A diferença entre a qualidade de vida de cidades ou de países diferentes tem a ver com as decisões concretas que essas comunidades tomaram ao longo de sua história e continuam tomando. Na origem dos grupamentos humanos, essas decisões eram tomadas pelas principais famílias, pelos clãs. O aumento em tamanho e em complexidade dos grupos exigiu mecanismos mais sofisticados para se decidir dentro da comunidade e pela comunidade. Ao menos desde os gregos e os romanos, decisões coletivas são precedidas por alguma forma de deliberação política emoldurada por regras jurídicas. A trilogia Oresteia, de Ésquilo, e a peça Antígona, de Sófocles, ilustram bem essa delicada passagem de uma ordem familiar de laços sanguíneos para uma justiça política impessoal. Em certo sentido, essa passagem não é apenas um acontecimento histórico, consumado, mas um aspecto lógico que precisa ser reafirmado ainda hoje, e a cada momento, novamente.
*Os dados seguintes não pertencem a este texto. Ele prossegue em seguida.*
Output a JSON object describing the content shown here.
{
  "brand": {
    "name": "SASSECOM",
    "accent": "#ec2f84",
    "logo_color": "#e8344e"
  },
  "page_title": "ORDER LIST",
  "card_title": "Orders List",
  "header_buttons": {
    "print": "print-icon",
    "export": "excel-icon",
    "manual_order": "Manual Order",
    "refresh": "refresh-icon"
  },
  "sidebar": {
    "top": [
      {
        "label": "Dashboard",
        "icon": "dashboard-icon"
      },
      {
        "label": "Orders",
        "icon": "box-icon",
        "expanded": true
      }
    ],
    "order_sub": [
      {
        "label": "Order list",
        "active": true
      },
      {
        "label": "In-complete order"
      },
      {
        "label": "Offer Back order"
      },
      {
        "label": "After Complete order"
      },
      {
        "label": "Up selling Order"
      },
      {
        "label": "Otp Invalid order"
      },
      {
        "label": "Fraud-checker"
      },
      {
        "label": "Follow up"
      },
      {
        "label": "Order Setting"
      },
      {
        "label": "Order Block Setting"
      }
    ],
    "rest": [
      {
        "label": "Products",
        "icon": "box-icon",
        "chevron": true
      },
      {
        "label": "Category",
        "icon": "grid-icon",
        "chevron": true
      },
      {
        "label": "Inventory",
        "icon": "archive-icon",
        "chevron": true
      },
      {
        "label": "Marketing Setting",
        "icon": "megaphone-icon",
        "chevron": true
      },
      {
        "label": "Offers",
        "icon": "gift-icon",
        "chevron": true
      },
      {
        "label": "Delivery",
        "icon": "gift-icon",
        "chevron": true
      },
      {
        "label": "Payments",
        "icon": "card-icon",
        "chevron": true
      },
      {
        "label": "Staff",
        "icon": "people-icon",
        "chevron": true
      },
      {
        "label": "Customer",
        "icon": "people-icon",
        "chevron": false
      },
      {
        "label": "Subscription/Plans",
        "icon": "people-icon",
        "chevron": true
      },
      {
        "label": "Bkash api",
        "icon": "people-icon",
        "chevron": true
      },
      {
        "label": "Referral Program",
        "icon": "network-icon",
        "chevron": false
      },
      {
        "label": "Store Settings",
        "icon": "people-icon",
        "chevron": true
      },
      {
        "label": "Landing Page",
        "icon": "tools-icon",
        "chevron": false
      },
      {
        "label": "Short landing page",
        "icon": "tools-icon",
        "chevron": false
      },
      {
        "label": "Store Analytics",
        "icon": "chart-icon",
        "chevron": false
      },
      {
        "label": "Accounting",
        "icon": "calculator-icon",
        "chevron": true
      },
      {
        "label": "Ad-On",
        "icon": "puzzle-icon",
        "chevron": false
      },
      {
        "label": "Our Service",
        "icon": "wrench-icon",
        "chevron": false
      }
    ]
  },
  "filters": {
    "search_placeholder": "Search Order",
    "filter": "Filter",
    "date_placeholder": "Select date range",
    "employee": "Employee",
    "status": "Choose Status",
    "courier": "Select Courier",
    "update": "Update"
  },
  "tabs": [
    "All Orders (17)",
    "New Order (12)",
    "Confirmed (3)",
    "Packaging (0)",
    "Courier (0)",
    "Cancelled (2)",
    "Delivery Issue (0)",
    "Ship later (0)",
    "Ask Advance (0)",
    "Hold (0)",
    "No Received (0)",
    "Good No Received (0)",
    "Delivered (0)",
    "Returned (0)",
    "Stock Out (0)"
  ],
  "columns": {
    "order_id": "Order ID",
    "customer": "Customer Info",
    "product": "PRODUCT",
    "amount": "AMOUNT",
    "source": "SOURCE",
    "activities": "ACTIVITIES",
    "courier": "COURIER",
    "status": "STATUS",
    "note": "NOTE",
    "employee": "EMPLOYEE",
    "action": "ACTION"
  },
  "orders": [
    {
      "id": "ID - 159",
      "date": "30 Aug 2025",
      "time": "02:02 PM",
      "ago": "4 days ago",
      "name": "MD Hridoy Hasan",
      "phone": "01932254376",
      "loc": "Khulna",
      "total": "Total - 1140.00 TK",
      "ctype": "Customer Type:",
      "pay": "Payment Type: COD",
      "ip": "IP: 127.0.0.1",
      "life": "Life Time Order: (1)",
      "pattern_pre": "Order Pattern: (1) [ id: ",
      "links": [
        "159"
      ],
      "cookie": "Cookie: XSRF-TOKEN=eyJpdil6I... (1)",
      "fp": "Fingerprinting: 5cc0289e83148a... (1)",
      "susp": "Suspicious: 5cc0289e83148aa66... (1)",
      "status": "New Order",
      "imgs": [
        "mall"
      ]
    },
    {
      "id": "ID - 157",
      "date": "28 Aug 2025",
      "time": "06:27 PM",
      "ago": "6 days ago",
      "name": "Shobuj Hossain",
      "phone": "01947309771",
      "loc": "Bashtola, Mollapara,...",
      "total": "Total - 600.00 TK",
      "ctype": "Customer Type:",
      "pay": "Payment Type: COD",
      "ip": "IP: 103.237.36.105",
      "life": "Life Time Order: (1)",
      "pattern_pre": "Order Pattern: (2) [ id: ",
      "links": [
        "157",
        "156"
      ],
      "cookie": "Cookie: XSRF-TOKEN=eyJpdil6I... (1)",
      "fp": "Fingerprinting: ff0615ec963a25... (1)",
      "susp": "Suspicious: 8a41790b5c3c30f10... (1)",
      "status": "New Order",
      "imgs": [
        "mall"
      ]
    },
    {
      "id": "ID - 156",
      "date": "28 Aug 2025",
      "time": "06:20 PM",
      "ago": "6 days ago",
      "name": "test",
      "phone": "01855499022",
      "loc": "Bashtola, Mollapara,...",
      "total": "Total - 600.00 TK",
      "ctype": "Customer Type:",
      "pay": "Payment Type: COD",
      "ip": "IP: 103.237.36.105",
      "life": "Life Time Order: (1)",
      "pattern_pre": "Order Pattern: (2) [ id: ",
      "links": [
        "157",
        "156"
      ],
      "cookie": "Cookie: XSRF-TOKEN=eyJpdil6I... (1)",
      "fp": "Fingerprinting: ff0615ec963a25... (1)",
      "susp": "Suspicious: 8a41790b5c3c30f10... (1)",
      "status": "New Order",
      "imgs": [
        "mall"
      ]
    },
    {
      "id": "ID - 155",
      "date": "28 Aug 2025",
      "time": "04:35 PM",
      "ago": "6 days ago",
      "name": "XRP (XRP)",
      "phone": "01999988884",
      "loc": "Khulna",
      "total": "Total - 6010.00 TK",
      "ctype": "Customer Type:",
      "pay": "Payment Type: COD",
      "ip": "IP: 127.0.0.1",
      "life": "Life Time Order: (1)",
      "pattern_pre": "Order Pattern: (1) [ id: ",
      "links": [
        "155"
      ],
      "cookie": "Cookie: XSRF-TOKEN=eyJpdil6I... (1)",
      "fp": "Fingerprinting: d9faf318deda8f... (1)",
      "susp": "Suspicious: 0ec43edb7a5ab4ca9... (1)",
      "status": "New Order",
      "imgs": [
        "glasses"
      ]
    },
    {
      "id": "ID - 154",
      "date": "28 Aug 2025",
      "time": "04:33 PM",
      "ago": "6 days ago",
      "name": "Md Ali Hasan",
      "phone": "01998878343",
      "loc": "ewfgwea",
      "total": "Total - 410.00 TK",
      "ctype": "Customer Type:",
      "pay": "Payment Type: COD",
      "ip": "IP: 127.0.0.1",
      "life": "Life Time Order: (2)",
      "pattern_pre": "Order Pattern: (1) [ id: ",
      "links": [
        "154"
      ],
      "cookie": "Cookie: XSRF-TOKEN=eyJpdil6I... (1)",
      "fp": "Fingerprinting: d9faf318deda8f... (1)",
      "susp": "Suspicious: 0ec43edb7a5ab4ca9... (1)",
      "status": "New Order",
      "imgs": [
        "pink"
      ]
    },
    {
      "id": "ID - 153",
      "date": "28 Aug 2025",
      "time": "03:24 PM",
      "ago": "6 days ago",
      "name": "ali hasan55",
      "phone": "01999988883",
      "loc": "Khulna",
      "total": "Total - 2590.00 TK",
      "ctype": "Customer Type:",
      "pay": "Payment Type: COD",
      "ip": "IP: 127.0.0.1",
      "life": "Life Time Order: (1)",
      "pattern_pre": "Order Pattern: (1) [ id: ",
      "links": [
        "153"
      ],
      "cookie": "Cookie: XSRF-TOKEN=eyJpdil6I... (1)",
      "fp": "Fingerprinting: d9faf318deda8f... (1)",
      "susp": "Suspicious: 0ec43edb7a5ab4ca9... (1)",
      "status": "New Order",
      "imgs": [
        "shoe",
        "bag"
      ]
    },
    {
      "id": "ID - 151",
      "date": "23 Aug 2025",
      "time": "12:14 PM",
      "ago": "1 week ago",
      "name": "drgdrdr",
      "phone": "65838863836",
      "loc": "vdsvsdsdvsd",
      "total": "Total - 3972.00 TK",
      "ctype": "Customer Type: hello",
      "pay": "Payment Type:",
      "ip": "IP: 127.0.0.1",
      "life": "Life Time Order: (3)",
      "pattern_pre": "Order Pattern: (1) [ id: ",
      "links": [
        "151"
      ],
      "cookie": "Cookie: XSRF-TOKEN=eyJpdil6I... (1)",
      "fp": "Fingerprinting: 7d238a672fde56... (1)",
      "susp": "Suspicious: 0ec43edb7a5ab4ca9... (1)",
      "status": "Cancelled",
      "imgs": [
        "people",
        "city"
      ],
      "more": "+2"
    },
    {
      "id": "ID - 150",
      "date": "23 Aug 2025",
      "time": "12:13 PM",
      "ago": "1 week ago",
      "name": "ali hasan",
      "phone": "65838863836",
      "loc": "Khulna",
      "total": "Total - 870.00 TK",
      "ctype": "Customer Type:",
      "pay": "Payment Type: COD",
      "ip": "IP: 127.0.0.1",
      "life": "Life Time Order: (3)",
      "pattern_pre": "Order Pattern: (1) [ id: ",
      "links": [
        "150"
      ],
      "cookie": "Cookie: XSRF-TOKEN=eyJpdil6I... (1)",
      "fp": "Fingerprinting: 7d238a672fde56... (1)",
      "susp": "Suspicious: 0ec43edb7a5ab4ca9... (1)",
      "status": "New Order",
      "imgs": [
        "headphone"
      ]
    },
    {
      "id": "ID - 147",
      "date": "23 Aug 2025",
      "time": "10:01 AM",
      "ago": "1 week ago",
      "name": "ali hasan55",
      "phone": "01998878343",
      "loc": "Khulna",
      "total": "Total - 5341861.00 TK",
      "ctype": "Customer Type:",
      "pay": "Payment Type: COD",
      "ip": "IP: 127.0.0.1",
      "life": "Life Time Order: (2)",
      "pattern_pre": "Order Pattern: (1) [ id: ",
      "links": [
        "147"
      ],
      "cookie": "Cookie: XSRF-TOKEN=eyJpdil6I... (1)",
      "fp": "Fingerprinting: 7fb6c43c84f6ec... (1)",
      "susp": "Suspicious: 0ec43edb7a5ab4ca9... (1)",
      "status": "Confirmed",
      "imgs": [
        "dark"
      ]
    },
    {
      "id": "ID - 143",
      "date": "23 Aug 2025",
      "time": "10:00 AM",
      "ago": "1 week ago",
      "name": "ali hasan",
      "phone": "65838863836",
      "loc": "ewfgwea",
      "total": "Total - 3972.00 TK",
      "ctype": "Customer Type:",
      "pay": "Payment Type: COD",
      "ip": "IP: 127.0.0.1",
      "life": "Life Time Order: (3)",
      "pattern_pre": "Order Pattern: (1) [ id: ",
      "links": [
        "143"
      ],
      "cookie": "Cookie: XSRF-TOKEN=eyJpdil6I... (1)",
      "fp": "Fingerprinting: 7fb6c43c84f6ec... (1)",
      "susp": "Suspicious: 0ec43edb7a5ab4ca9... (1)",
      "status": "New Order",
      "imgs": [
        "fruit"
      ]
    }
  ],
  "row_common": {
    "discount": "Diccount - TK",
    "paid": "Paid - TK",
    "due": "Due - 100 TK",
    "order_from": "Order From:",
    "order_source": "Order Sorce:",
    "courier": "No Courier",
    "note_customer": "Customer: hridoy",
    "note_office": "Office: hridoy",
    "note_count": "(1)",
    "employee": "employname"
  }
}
Embora cada indivíduo possa ter uma opinião sobre se é mais urgente reformar o cais ou construir passarelas sobre a rodovia, numa sociedade mais complexa que um clã, somente determinadas opiniões, tomadas por certas pessoas e segundo determinados procedimentos, é que serão consideradas dotadas de autoridade a ponto de valer pela opinião do todo e, assim, promover uma alteração concreta na realidade. Obviamente, num regime democrático como o nosso, todos – sem exceção – podem manifestar sua opinião sobre a conveniência de determinada obra pública, mas a deliberação e a decisão sobre a execução ou não dessa obra são prerrogativas daqueles a quem a comunidade confere poder para tanto.
A distinção entre regras de comportamento (é proibido jogar lixo no chão) e regras que conferem poder (cabe ao prefeito organizar o recolhimento do lixo) é a distinção mais importante não só do direito (especialmente do direito constitucional), mas também da política. Quem enxergou de maneira mais lúcida essa distinção foi o filósofo britânico Herbert Hart (1907-1992), que as chamou de regras primárias e regras secundárias. Um sistema moral é constituído basicamente por regras primárias, que estabelecem o que é proibido, o que é permitido, o que é obrigatório. Ocorre que um sistema composto apenas por regras primárias padeceria de graves defeitos: (I) ele não se atualiza facilmente (costumes só mudam com gerações), (II) ele seria muito confuso na identificação daquilo que a regra exige (agredir alguém é proibido, mas o que significa exatamente agredir?), (III) ele seria muito impreciso na identificação de fatos e autores, deixando, em última instância, para o tribunal da consciência individual a pena relativa a cada infração.
Os remédios para essas insuficiências são regras secundárias, que não estabelecem condutas proibidas ou obrigatórias, mas que conferem poderes a autoridades para que definam com clareza as regras primárias (regras de competência legislativa) e para que julguem os casos concretos e apliquem as devidas sanções (regras de competência judicial). O direito é um sistema que entrelaça regras primárias e regras secundárias, mas sua essência são essas últimas.
Quando esse entrelaçamento recebe um desenho específico e passa a ser aplicado numa comunidade concreta, temos uma constituição. E tanto a concepção teórica de uma constituição como a sua realização genuína, na prática, são tarefas da política.